O potrzebie przywrócenia ruchu kolejowe na odcinek lini nr 356 Gołańcz – Kcynia – Szubin – Bydgoszcz, coraz częściej mówi się wśród wielkopolskich samorządowców. Póki jednak co, jest to mało możliwe, gdyż nie ma na to zgody władz województwa kujawsko-pomorskiego w Toruniu.

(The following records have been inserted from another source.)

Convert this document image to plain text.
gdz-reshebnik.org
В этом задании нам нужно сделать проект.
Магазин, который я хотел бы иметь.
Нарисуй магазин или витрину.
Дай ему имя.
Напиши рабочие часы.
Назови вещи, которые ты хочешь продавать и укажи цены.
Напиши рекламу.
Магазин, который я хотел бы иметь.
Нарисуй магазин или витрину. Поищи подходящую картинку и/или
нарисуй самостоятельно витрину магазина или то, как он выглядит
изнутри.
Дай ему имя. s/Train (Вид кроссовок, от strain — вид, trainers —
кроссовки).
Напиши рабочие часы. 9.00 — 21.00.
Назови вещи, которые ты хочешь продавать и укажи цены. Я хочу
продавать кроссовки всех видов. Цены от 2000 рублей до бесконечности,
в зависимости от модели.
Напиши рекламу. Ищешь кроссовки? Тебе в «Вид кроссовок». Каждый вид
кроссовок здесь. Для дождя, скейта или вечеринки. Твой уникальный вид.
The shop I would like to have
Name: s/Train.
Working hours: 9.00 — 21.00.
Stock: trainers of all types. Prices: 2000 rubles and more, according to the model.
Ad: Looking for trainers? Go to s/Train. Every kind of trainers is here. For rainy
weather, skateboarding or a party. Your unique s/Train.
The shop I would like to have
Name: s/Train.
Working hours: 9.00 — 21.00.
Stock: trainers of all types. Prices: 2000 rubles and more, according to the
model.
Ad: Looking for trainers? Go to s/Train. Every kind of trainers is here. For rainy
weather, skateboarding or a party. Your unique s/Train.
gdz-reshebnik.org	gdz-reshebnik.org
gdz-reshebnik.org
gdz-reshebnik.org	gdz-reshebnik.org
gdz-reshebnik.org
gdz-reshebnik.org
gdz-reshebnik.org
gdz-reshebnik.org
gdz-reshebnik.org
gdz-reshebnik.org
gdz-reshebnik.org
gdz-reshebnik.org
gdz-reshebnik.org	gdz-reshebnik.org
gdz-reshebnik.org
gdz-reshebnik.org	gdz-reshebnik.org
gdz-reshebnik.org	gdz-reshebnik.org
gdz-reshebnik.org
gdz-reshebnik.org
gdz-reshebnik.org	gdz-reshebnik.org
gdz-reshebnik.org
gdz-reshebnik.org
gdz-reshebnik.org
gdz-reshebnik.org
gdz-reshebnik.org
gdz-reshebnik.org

Wiele pojedynczych apeli samorządowców do tej pory na Urzędzie Marszałkowskim w Toruniu nie zrobiło większego wrażenia. Także około 100 podpisów samorządowców z Bydgoszczy, Szubina i Kcyni pod wspólną petycją nie znalazło zrozumienia. Podobnie zresztą jak liczne uwagi zgłaszane przez mieszkańców województwa, do Strategii Rozwoju Województwa 2020.

 

Władze marszałkowskie zgodziły się najwyżej na remont torów na odcinku Bydgoszcz –  Szubin, twierdząc, że są duże wątpliwości opłacalności przywrócenia ruchu pasażerskiego na dalszych odcinkach. W tym czasie w Toruniu bez większego problemu pojawiają się dziwne pomysły jak budową tramwaju z Bydgoszczy do Torunia mimo, że te miasta będą połączone szybką koleją BiT City.

 

W Wielkopolsce obaw nie ma

Obecnie na odcinku Wągrowiec – Poznań jeździ około 20 pociągów dziennie. Są plany, aby po 2020 roku ich liczba wzrosła do 36. Samorządowcy się cieszą, gdyż liczba pasażerów jest znacznie większa niż zakładano.  Z tego powodu podejmowane są kolejne inwestycje.

 

Kilka dni temu właściciel linii PKP PLK podpisał umowę z firmą Thales Polska, na zaprojektowanie i zainstalowanie na odcinku Poznań – Gołańcz systemu ETCS I poziomu. Ma on większych bezpieczeństwo na tej linii oraz poprawić wydajność.

 

System ECTS (European Train Control System) jest europejskim standardem sterowania i zarządzania ruchem kolejowym. W ramach systemu pierwszego, urządzenia zainstalowane na torach przekazują maszyniście informacje o sytuacji na torach oraz o odległościach.